HIV virus The experts from a newly conducted study seem to have developed a new computer model so as to understand HIV virus’s resistance. This new model was evidently created by the experts from the University of Amsterdam under the supervision of Professor Peter Sloot from UvA’s Computational Science. It is believed that for the first time the study experts could exactly predict the effects of medicine on individual patients.

Apparently, the study findings seem to be important in view of the HIV virus’s ability to escape specifically designed medicines by changing itself quickly.

It is believed that the new model seems to provide insight into the effects of these mutations on HIV medicine. Supposedly, this model seems to allow medicines to be more effectively modified for individual patients, as it helps in battling against specific medicines.

The study experts purportedly seem to have developed a computer model to understand how the HIV virus in human cells is blocked by the medicines thereby studying the infection at the molecular and cellular levels.

Supposedly, the medicine’s ‘binding affinity’ with different viral proteins seems to be used in order to determine its effectiveness in individual patients.
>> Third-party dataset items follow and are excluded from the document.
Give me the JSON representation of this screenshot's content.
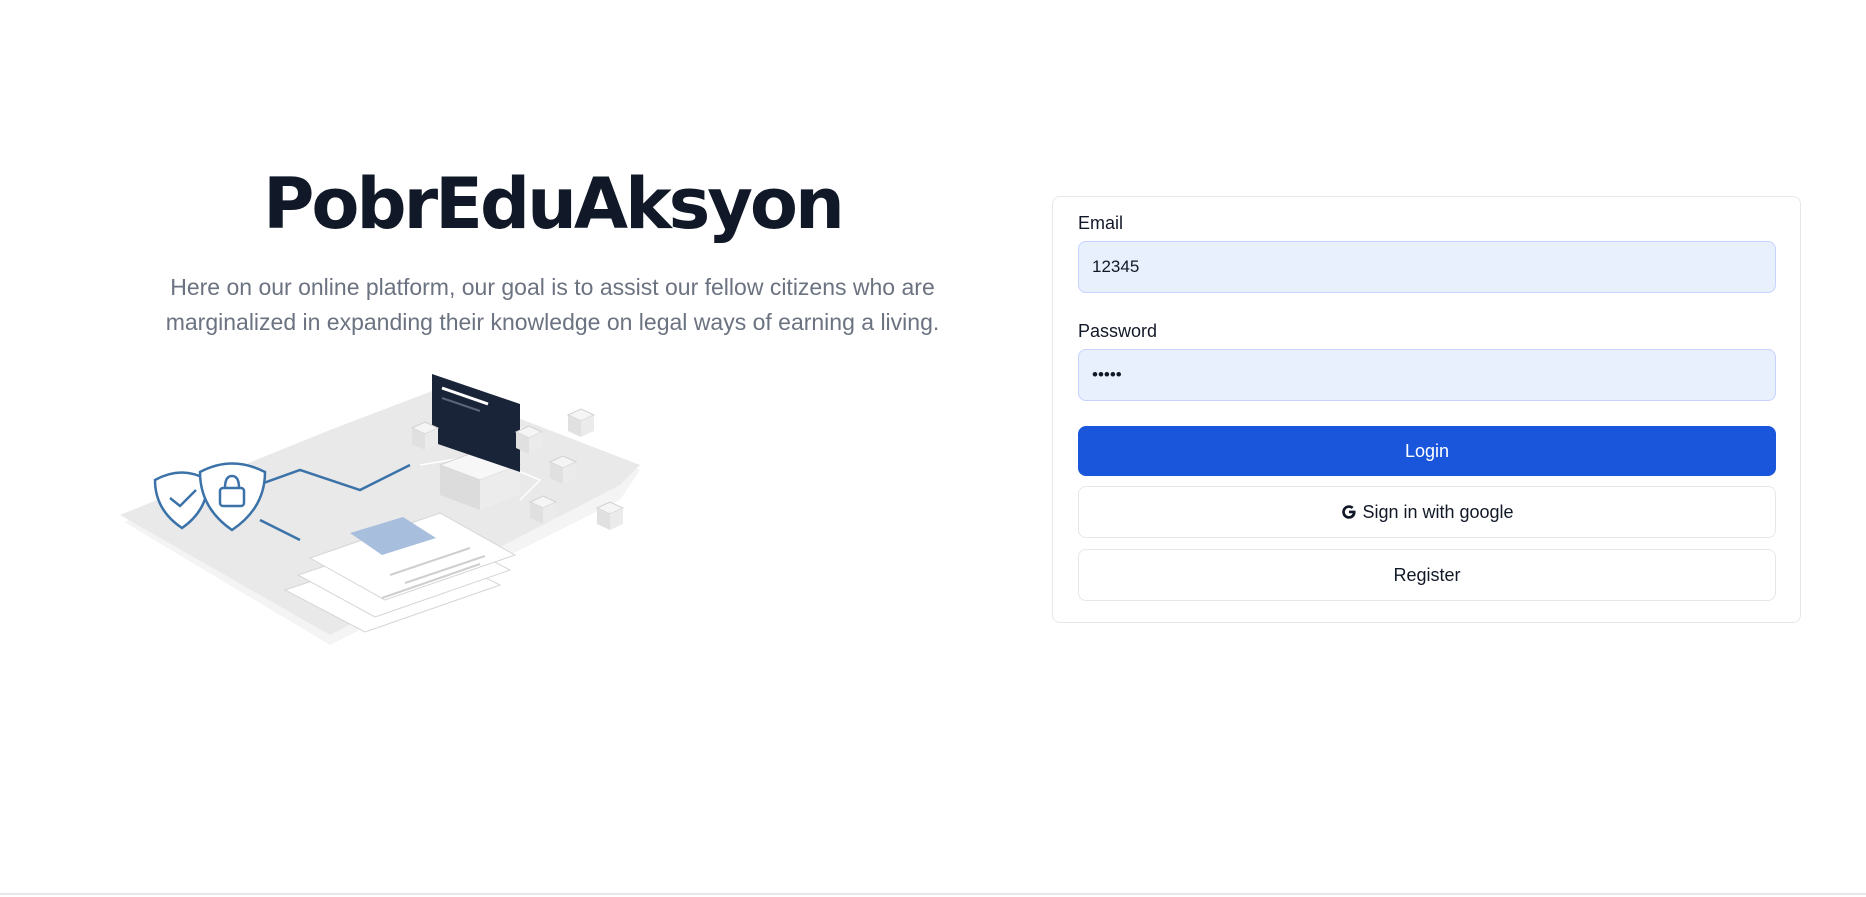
{
  "hero": {
    "title": "PobrEduAksyon",
    "description": "Here on our online platform, our goal is to assist our fellow citizens who are marginalized in expanding their knowledge on legal ways of earning a living."
  },
  "login_form": {
    "email_label": "Email",
    "email_value": "12345",
    "password_label": "Password",
    "password_value": "•••••",
    "login_label": "Login",
    "google_label": "Sign in with google",
    "google_icon": "google-icon",
    "register_label": "Register"
  },
  "colors": {
    "primary": "#1a56db",
    "input_bg": "#e8f0fe",
    "title": "#111827",
    "description": "#6b7280"
  }
}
It is believed that the computer model seems to provide insight through which the virus penetrates into the cell as well as the immune system’s following response.

Evidently, the unique method of determining the most effective HIV medicine for each individual patient seems to appear through the development of new computer algorithms. This model seems to link information with the existing medical records, and thereby results in this revolutionary technique of verifying the most apt treatment for each of the patients with HIV.

Apparently, at present a follow-up study seems to be carried out to evaluate how these computer simulations can help in predicting the spread of the HIV virus across the world. This supposedly even involves connecting the molecular data with sexual contact network models and the data available from the medical literature and patient’s file.

It is believed that these findings may be an outcome of a long-term cooperation between doctors, virologists, mathematicians, information specialists and also computational scientists.

This study has been published in Philosophical Transactions of the Royal Society A.